Non sono mancate le scomparse di attivisti, a immagine e somiglianza delle dittature sudamericane degli anni Settanta e Ottanta; ma allora, in un quadro mondiale diverso, e certamente più solidale, mezzo mondo si indignò e molti esuli furono accolti in Europa. Ora, invece, la sorte dei dissidenti egiziani non interessa a nessuno. E le misure repressive approvate nel 2013 sono ancora tutte lì, immutate. “La tecnica di prevenire il dissenso con la legge anti-proteste, approvata nel 2013 – informa sempre “Nigrizia”, riportando fonti di Amnesty e dell’Egyptian Iniziative for Personal Rights –, e il pretesto delle misure anti-terrorismo, usate per limitare qualsiasi forma di opposizione, avviata dopo il golpe, continua ancora oggi senza alcun segno di rilassamento”. Anzi, contravvenendo a una prassi contraria al ricorso alla pena di morte, sono state migliaia le condanne a morte, soprattutto nei confronti dei dissidenti politici.

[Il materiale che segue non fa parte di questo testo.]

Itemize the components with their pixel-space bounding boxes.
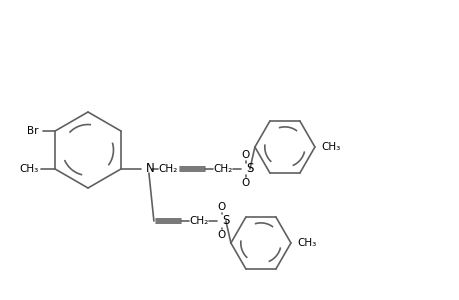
Text: N: N	[146, 163, 154, 176]
Text: CH₂: CH₂	[158, 164, 177, 174]
Text: CH₂: CH₂	[213, 164, 232, 174]
Text: O: O	[217, 230, 225, 240]
Text: Br: Br	[27, 126, 39, 136]
Text: CH₂: CH₂	[189, 216, 208, 226]
Text: S: S	[221, 214, 229, 227]
Text: O: O	[217, 202, 225, 212]
Text: O: O	[241, 150, 250, 160]
Text: O: O	[241, 178, 250, 188]
Text: CH₃: CH₃	[19, 164, 39, 174]
Text: CH₃: CH₃	[297, 238, 316, 248]
Text: CH₃: CH₃	[320, 142, 340, 152]
Text: S: S	[246, 163, 253, 176]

Il quadro che abbiamo descritto ha naturalmente scoraggiato ogni tentativo di cambiare lo stato delle cose – soprattutto se un Paese importante, come l’Italia, considera il gigante nordafricano un luogo sicuro in cui spedire persone che avrebbero bisogno di ben altro trattamento, e se tutto l’Occidente intrattiene normali relazioni politiche ed economiche con il regime di al-Sisi, che ha prolungato il suo mandato fino al 2030, dopo il referendum costituzionale del 2019, dando così vita a un contesto autoritario peggiore di quello di Hosni Mubarak (al potere dal 1981 al 2011). Insomma, un Putin nordafricano, con il quale però si possono fare affari, e che continua ad avere normali relazioni diplomatiche con Israele, con la Russia, con la Francia, con tutti i governi italiani, che con le loro politiche hanno contribuito alla legittimazione del regime. Senza dimenticare gli Stati Uniti che, dopo avere appoggiato la Fratellanza musulmana, sono tornati sui loro passi sostenendo quello che l’ex presidente Donald Trump ha definito il suo “dittatore preferito”, al quale garantì 1,3 miliardi di dollari l’anno in aiuti militari: una scelta mai messa in discussione nemmeno dalla successiva amministrazione democratica.
Il modello egiziano, del resto, sta ispirando il presidente tunisino Saïed, che da un paio di anni ha messo in atto una preoccupante torsione autoritaria, cancellando ogni conquista della “rivoluzione dei gelsomini” (vedi qui). Pensare che, in questo contesto barbarico, gli immigrati possano essere trattati con riguardo equivarrebbe a dire che in Libia gli stessi vengono ospitati in hotel a cinque stelle. “Le autorità egiziane – denuncia Amnesty International – arrestano regolarmente richiedenti asilo e migranti che stanno per entrare o risiedono irregolarmente nel Paese, trattenendoli in condizioni detentive crudeli e disumane, espellendoli illegalmente e con la forza, a volte senza un’adeguata valutazione dei loro bisogni”.
È del tutto evidente che la lista realizzata dal governo per “ospitare” i migranti si è basata sugli interessi commerciali anziché sui resoconti e le denunce di Amnesty. A conferma di ciò, è arrivata la notizia secondo cui la ministra del Turismo, Daniela Santanchè, ha inaugurato la Scuola italiana di ospitalità “Campus Enrico Mattei” a Hurghada, sul Mar Rosso, finalizzata allo sviluppo del turismo, con tanto di stretta di mano con il ministro suo omologo.